Generating a sine wave using an FPGA has a vast amount of solutions. And just like in any other situation where there are multiple ways of accomplishing the same outcome, some solutions serve different situations better. I've covered how to generate a sine wave in the past purely in HDL, so I wanted to cover it again but this time using a bare-metal application to control a DDS Compiler IP instantiated in the block design of the Vivado project. For a more in depth explanation of the DDS Compiler IP in Vivado, check out my last project using it here.
For this project I'm using Vivado and Vitis version 2019.2 with the Zynqberry (yes, I haven't had the heart to update to 2020.1 now that I feel as though I've gotten somewhat of a mastery of 2019.2). The bare-metal application will write phase increment/offset data to the DDR connected to the Zynq ARM-core processor and then stream it to the to the DDS Compiler by reading it out of the DDR via AXI DMA (direct memory access).
Starting off, create a new project in Vivado and select the Zynqberry as the target development board for the project:
Select the 'Create Block Design' option from the Project Navigator.

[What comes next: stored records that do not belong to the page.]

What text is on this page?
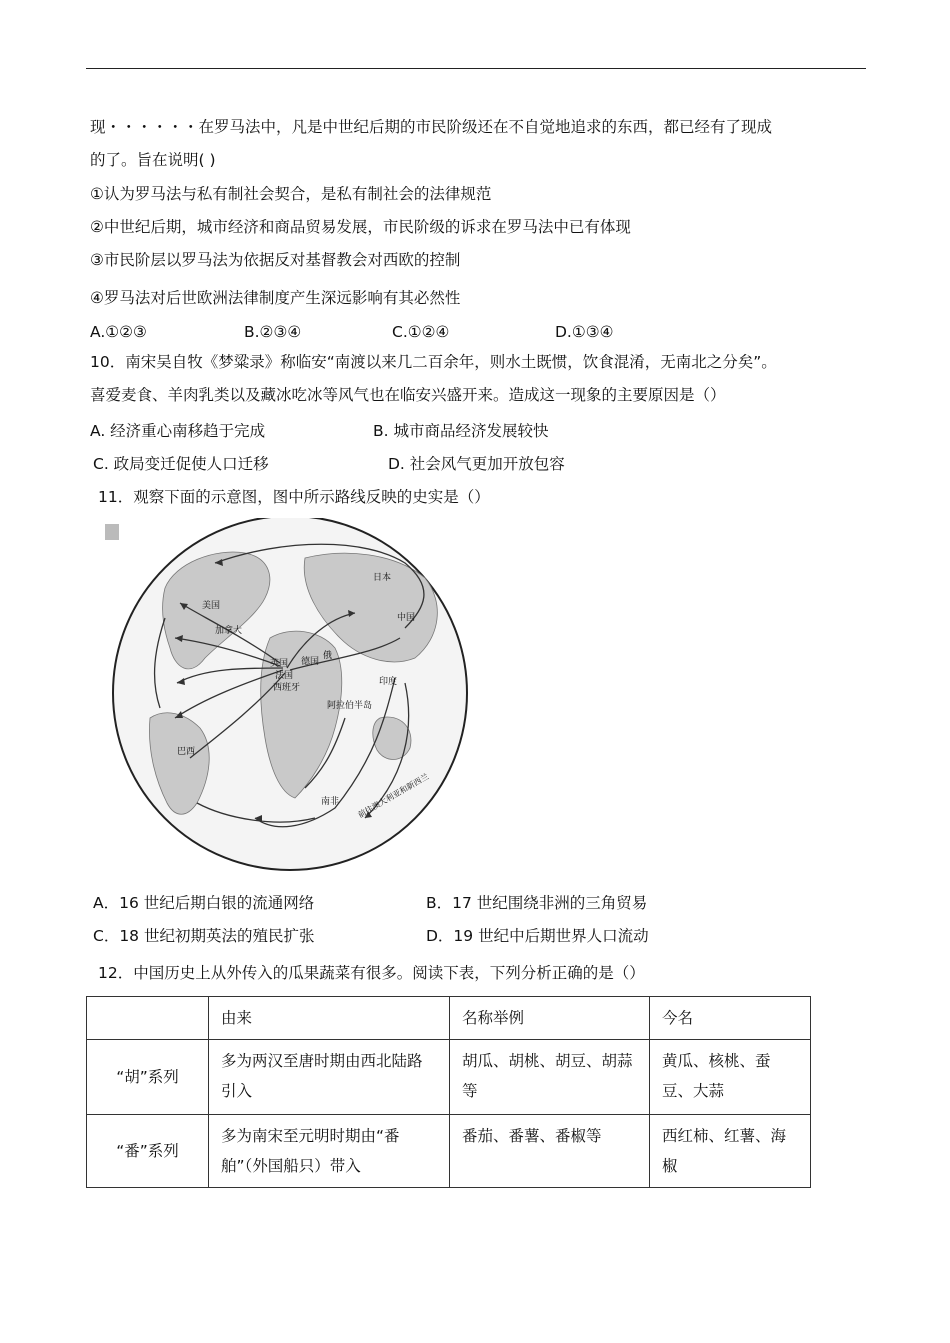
现・・・・・・在罗马法中，凡是中世纪后期的市民阶级还在不自觉地追求的东西，都已经有了现成
的了。旨在说明( )
①认为罗马法与私有制社会契合，是私有制社会的法律规范
②中世纪后期，城市经济和商品贸易发展，市民阶级的诉求在罗马法中已有体现
③市民阶层以罗马法为依据反对基督教会对西欧的控制
④罗马法对后世欧洲法律制度产生深远影响有其必然性
A.①②③	B.②③④	C.①②④	D.①③④
10．南宋吴自牧《梦粱录》称临安“南渡以来几二百余年，则水土既惯，饮食混淆，无南北之分矣”。
喜爱麦食、羊肉乳类以及藏冰吃冰等风气也在临安兴盛开来。造成这一现象的主要原因是（）
A. 经济重心南移趋于完成	B. 城市商品经济发展较快
C. 政局变迁促使人口迁移	D. 社会风气更加开放包容
11．观察下面的示意图，图中所示路线反映的史实是（）
日本
中国
美国
加拿大
英国
法国
德国
俄
西班牙
印度
阿拉伯半岛
巴西
南非 前往澳大利亚和新西兰
A．16 世纪后期白银的流通网络	B．17 世纪围绕非洲的三角贸易
C．18 世纪初期英法的殖民扩张	D．19 世纪中后期世界人口流动
12．中国历史上从外传入的瓜果蔬菜有很多。阅读下表，下列分析正确的是（）

	由来	名称举例	今名

“胡”系列	多为两汉至唐时期由西北陆路引入	胡瓜、胡桃、胡豆、胡蒜等	黄瓜、核桃、蚕豆、大蒜

“番”系列	多为南宋至元明时期由“番舶”（外国船只）带入	番茄、番薯、番椒等	西红柿、红薯、海椒
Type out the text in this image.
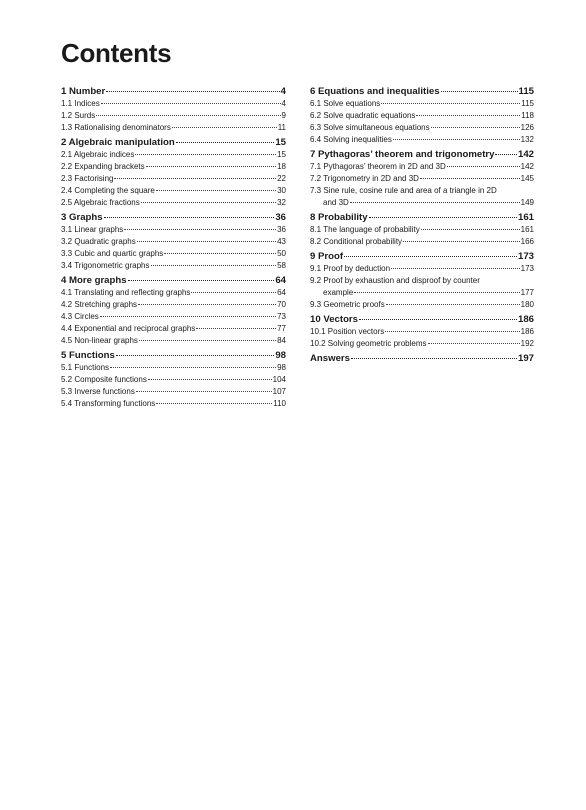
Contents
1 Number	4
1.1 Indices	4
1.2 Surds	9
1.3 Rationalising denominators	11
2 Algebraic manipulation	15
2.1 Algebraic indices	15
2.2 Expanding brackets	18
2.3 Factorising	22
2.4 Completing the square	30
2.5 Algebraic fractions	32
3 Graphs	36
3.1 Linear graphs	36
3.2 Quadratic graphs	43
3.3 Cubic and quartic graphs	50
3.4 Trigonometric graphs	58
4 More graphs	64
4.1 Translating and reflecting graphs	64
4.2 Stretching graphs	70
4.3 Circles	73
4.4 Exponential and reciprocal graphs	77
4.5 Non-linear graphs	84
5 Functions	98
5.1 Functions	98
5.2 Composite functions	104
5.3 Inverse functions	107
5.4 Transforming functions	110
6 Equations and inequalities	115
6.1 Solve equations	115
6.2 Solve quadratic equations	118
6.3 Solve simultaneous equations	126
6.4 Solving inequalities	132
7 Pythagoras’ theorem and trigonometry 142
7.1 Pythagoras’ theorem in 2D and 3D	142
7.2 Trigonometry in 2D and 3D	145
7.3 Sine rule, cosine rule and area of a triangle in 2D
and 3D	149
8 Probability	161
8.1 The language of probability	161
8.2 Conditional probability	166
9 Proof	173
9.1 Proof by deduction	173
9.2 Proof by exhaustion and disproof by counter
example	177
9.3 Geometric proofs	180
10 Vectors	186
10.1 Position vectors	186
10.2 Solving geometric problems	192
Answers	197
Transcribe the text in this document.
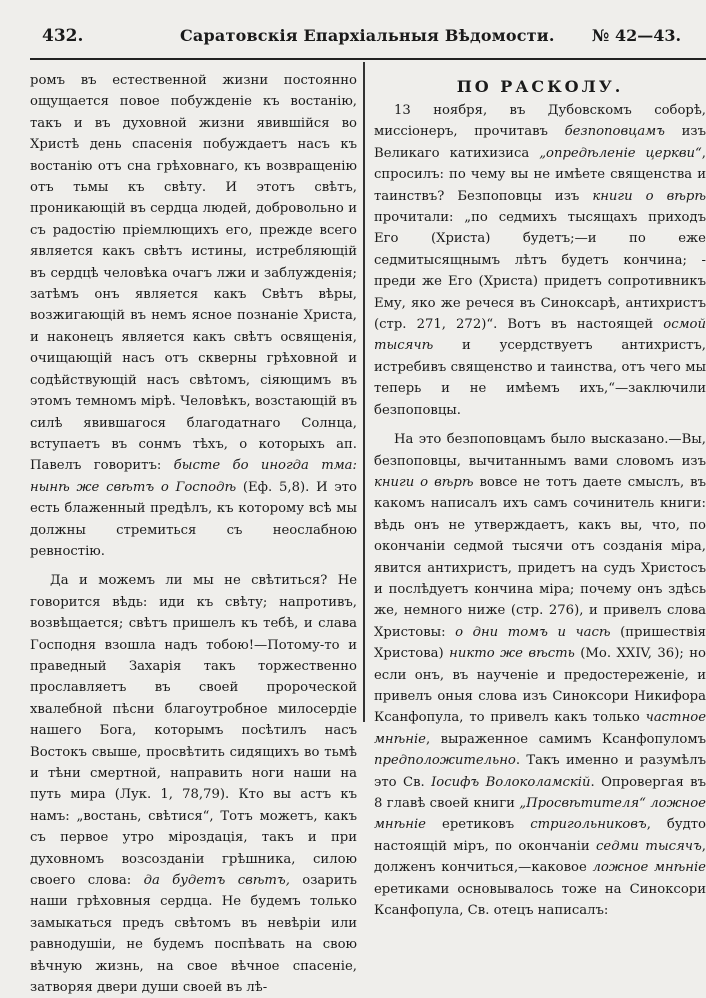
432.	Саратовскія Епархіальныя Вѣдомости. № 42—43.

ромъ въ естественной жизни постоянно ощущается повое побужденіе къ востанію, такъ и въ духовной жизни явившійся во Христѣ день спасенія побуждаетъ насъ къ востанію отъ сна грѣховнаго, къ возвращенію отъ тьмы къ свѣту. И этотъ свѣтъ, проникающій въ сердца людей, добровольно и съ радостію пріемлющихъ его, прежде всего является какъ свѣтъ истины, истребляющій въ сердцѣ человѣка очагъ лжи и заблужденія; затѣмъ онъ является какъ Свѣтъ вѣры, возжигающій въ немъ ясное познаніе Христа, и наконецъ является какъ свѣтъ освященія, очищающій насъ отъ скверны грѣховной и содѣйствующій насъ свѣтомъ, сіяющимъ въ этомъ темномъ мірѣ. Человѣкъ, возстающій въ силѣ явившагося благодатнаго Солнца, вступаетъ въ сонмъ тѣхъ, о которыхъ ап. Павелъ говоритъ: бысте бо иногда тма: нынѣ же свѣтъ о Господѣ (Еф. 5,8). И это есть блаженный предѣлъ, къ которому всѣ мы должны стремиться съ неослабною ревностію.

Да и можемъ ли мы не свѣтиться? Не говорится вѣдь: иди къ свѣту; напротивъ, возвѣщается; свѣтъ пришелъ къ тебѣ, и слава Господня взошла надъ тобою!—Потому-то и праведный Захарія такъ торжественно прославляетъ въ своей пророческой хвалебной пѣсни благоутробное милосердіе нашего Бога, которымъ посѣтилъ насъ Востокъ свыше, просвѣтить сидящихъ во тьмѣ и тѣни смертной, направить ноги наши на путь мира (Лук. 1, 78,79). Кто вы астъ къ намъ: „востань, свѣтися“, Тотъ можетъ, какъ съ первое утро міроздація, такъ и при духовномъ возсозданіи грѣшника, силою своего слова: да будетъ свѣтъ, озарить наши грѣховныя сердца. Не будемъ только замыкаться предъ свѣтомъ въ невѣріи или равнодушіи, не будемъ поспѣвать на свою вѣчную жизнь, на свое вѣчное спасеніе, затворяя двери души своей въ лѣ-

ПО РАСКОЛУ.

13 ноября, въ Дубовскомъ соборѣ, миссіонеръ, прочитавъ безпоповцамъ изъ Великаго катихизиса „опредѣленіе церкви“, спросилъ: по чему вы не имѣете священства и таинствъ? Безпоповцы изъ книги о вѣрѣ прочитали: „по седмихъ тысящахъ приходъ Его (Христа) будетъ;—и по еже седмитысящнымъ лѣтъ будетъ кончина; - преди же Его (Христа) придетъ сопротивникъ Ему, яко же речеся въ Синоксарѣ, антихристъ (стр. 271, 272)“. Вотъ въ настоящей осмой тысячѣ и усердствуетъ антихристъ, истребивъ священство и таинства, отъ чего мы теперь и не имѣемъ ихъ,“—заключили безпоповцы.

На это безпоповцамъ было высказано.—Вы, безпоповцы, вычитаннымъ вами словомъ изъ книги о вѣрѣ вовсе не тотъ даете смыслъ, въ какомъ написалъ ихъ самъ сочинитель книги: вѣдь онъ не утверждаетъ, какъ вы, что, по окончаніи седмой тысячи отъ созданія міра, явится антихристъ, придетъ на судъ Христосъ и послѣдуетъ кончина міра; почему онъ здѣсь же, немного ниже (стр. 276), и привелъ слова Христовы: о дни томъ и часѣ (пришествія Христова) никто же вѣсть (Мо. XXIV, 36); но если онъ, въ наученіе и предостереженіе, и привелъ оныя слова изъ Синоксори Никифора Ксанфопула, то привелъ какъ только частное мнѣніе, выраженное самимъ Ксанфопуломъ предположительно. Такъ именно и разумѣлъ это Св. Іосифъ Волоколамскій. Опровергая въ 8 главѣ своей книги „Просвѣтителя“ ложное мнѣніе еретиковъ стригольниковъ, будто настоящій міръ, по окончаніи седми тысячъ, долженъ кончиться,—каковое ложное мнѣніе еретиками основывалось тоже на Синоксори Ксанфопула, Св. отецъ написалъ:
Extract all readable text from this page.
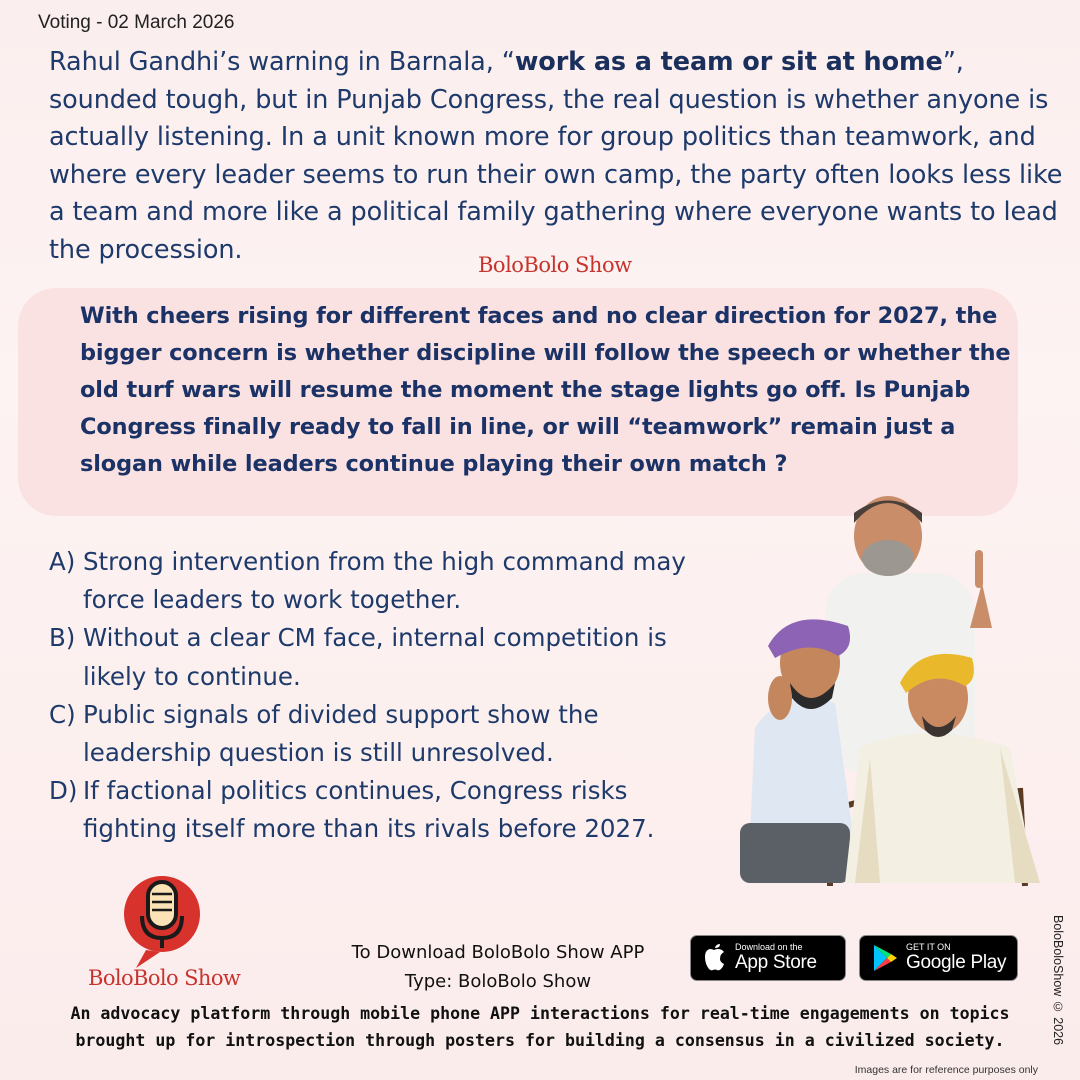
Voting - 02 March 2026

Rahul Gandhi’s warning in Barnala, “work as a team or sit at home”, sounded tough, but in Punjab Congress, the real question is whether anyone is actually listening. In a unit known more for group politics than teamwork, and where every leader seems to run their own camp, the party often looks less like a team and more like a political family gathering where everyone wants to lead the procession.

BoloBolo Show

With cheers rising for different faces and no clear direction for 2027, the bigger concern is whether discipline will follow the speech or whether the old turf wars will resume the moment the stage lights go off. Is Punjab Congress finally ready to fall in line, or will “teamwork” remain just a slogan while leaders continue playing their own match ?

A) Strong intervention from the high command may force leaders to work together.
B) Without a clear CM face, internal competition is likely to continue.
C) Public signals of divided support show the leadership question is still unresolved.
D) If factional politics continues, Congress risks fighting itself more than its rivals before 2027.
BoloBolo Show
To Download BoloBolo Show APP
Type: BoloBolo Show
Download on the
App Store
GET IT ON
Google Play
An advocacy platform through mobile phone APP interactions for real-time engagements on topics
brought up for introspection through posters for building a consensus in a civilized society.	BoloBoloShow © 2026
Images are for reference purposes only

When the block design window opens, click the '+' button to bring up the IP repository. Search for 'zynq' then double-click the 'ZYNQ7 Processing System' IP to add it to the block design:
A green banner will appear at the top of the block design window with the option to run block automation.
When you click the option to run block automation, you'll notice this will apply the Zynqberry board presets to the Zynq IP block in the block design.
After block automation is complete, double-click on the Zynq IP block to open its configuration window and navigate to the 'PS-PL Configuration' tab. Under the HP Slave AXI Interface menu, enable the S AXI HP0 interface:
Close the Zynq's configuration window then use the keyboard shortcut ctrl+I to bring up the IP repository again.
Add an instance of the DDS Compiler to the block design. After it appears, double-click on it to open is configuration window.
Leave the Configuration tab set to all of the defaults, then change the Implementation tab to match the following:
Setting the phase offset and phase increment values to streaming allows for the output cosine waveform from the DDS Compiler to be directly calculated from the phase input value every cycle. This means the output frequency and phase offset of the output waveform can be changed often and smoothly. This is ideal in situations where frequency or phase modulation are needed. Since I'm mimicking my last project in that I am wanting to output a chirp waveform (which is a form of frequency modulation), streaming is the necessary setting here.
Under the Detailed Implementation tab, change the AXI Stream interface to allow for packet framing and output of the tready signal. The tuser side also needs User Field set for the input and its width set to 8. This is to match the AXI Stream settings of the AXI DMA block and allows for the proper handshaking between the DMA and DDS cores.
Next, add an AXI Direct Memory Access IP block to the block design and open its configuration window. For the purposes of this demo, we only need to read from memory to output that data to the input of the DDS Compiler for the phase increment and offset.
The stream data width also needs to be changed to 64 bits to match the input data width of the DDS Compiler and the option to allow unaligned transfers needs to be enabled.
The AXI DMA block can be a bit daunting the first time you use it, as a quick reference just remember the following:
- The read channel reads a value from a memory location (DDR or BRAM) and transmits it to a device via a memory map to stream data transfer.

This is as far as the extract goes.